We run resistivity programs that fit the scale of the job—single-point soundings for a small lot, 2D ERT lines for linear infrastructure, and combined geophysical packages when the subsurface is especially tricky.

Vertical Electrical Sounding (VES)

Single-point depth soundings that map resistivity versus depth at key locations. Ideal for footing investigations, groundwater depth mapping, and bedrock profiling on residential and light commercial lots in Glendale.

2D Electrical Resistivity Tomography (ERT)

Multi-electrode lines that produce continuous cross-sections. We use these for pipeline alignments, slope stability investigations along the Verdugo front, and detecting lateral changes in fill thickness.

Combined Resistivity and SPT Verification

Resistivity data calibrated with one or two targeted borings. The geophysical image guides where to drill, and the drilling logs confirm the resistivity interpretation—reducing the total number of borings needed.

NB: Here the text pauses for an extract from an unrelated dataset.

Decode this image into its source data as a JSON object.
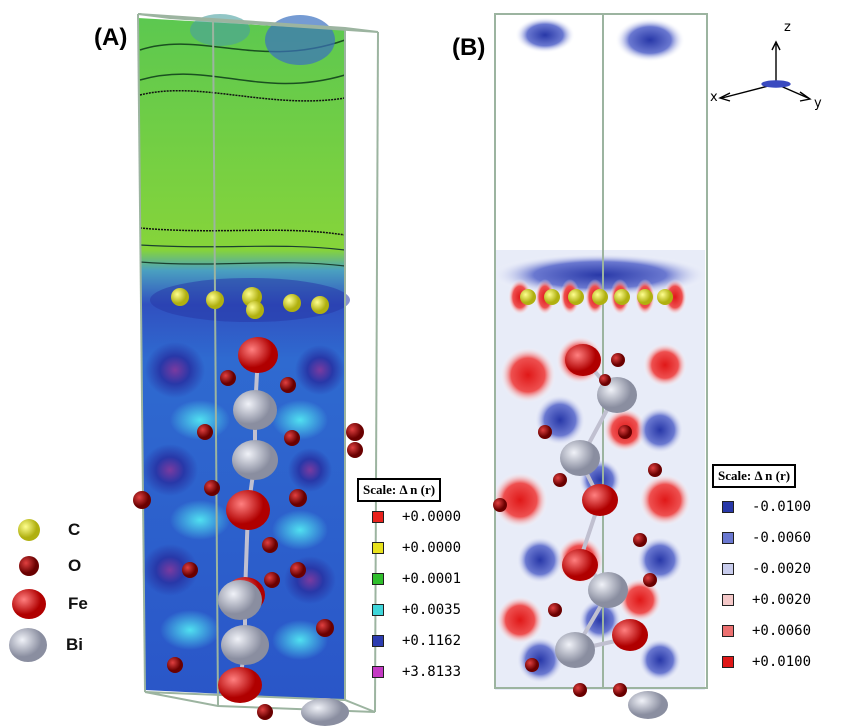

Groundwater and Contamination Mapping

Resistivity contrasts help delineate the water table, perched zones, and conductive leachate plumes. Useful for environmental site assessments and dewatering design in the LA River watershed.

Common questions

How much does an electrical resistivity survey cost in Glendale?

For a typical Glendale residential or light commercial lot, a single VES sounding runs between US$700 and US$990. A 2D ERT line with multiple electrodes will be higher, depending on line length and site access. We give a fixed-price scope before we mobilize so there are no surprises.

What depth can a resistivity survey reach on a Glendale hillside?

Depth depends on the maximum electrode spread. With a 50-meter Schlumberger array on a hillside lot, we typically resolve layers down to 20–25 meters. In favorable conditions—dry surface, good electrode contact—we can push deeper. The Verdugo Mountains weathered bedrock usually shows a strong resistivity contrast around 8–15 meters in the foothill neighborhoods.

Can the resistivity method tell me if I will hit groundwater during excavation?

Yes, groundwater is one of the strongest resistivity contrasts in the shallow subsurface. Saturated sands and silts read much lower than dry overburden. We have mapped perched water tables in the Glendale alluvium at depths as shallow as 3 meters. The survey gives you a depth range to expect water, which lets you plan dewatering before you dig.

How long does it take to get results?

Field acquisition for a single VES sounding takes under an hour. We process and invert the data the same day and deliver a preliminary resistivity log within 24 hours. A full report with interpreted cross-sections and correlation to any available boring logs follows within three to five business days for most Glendale projects.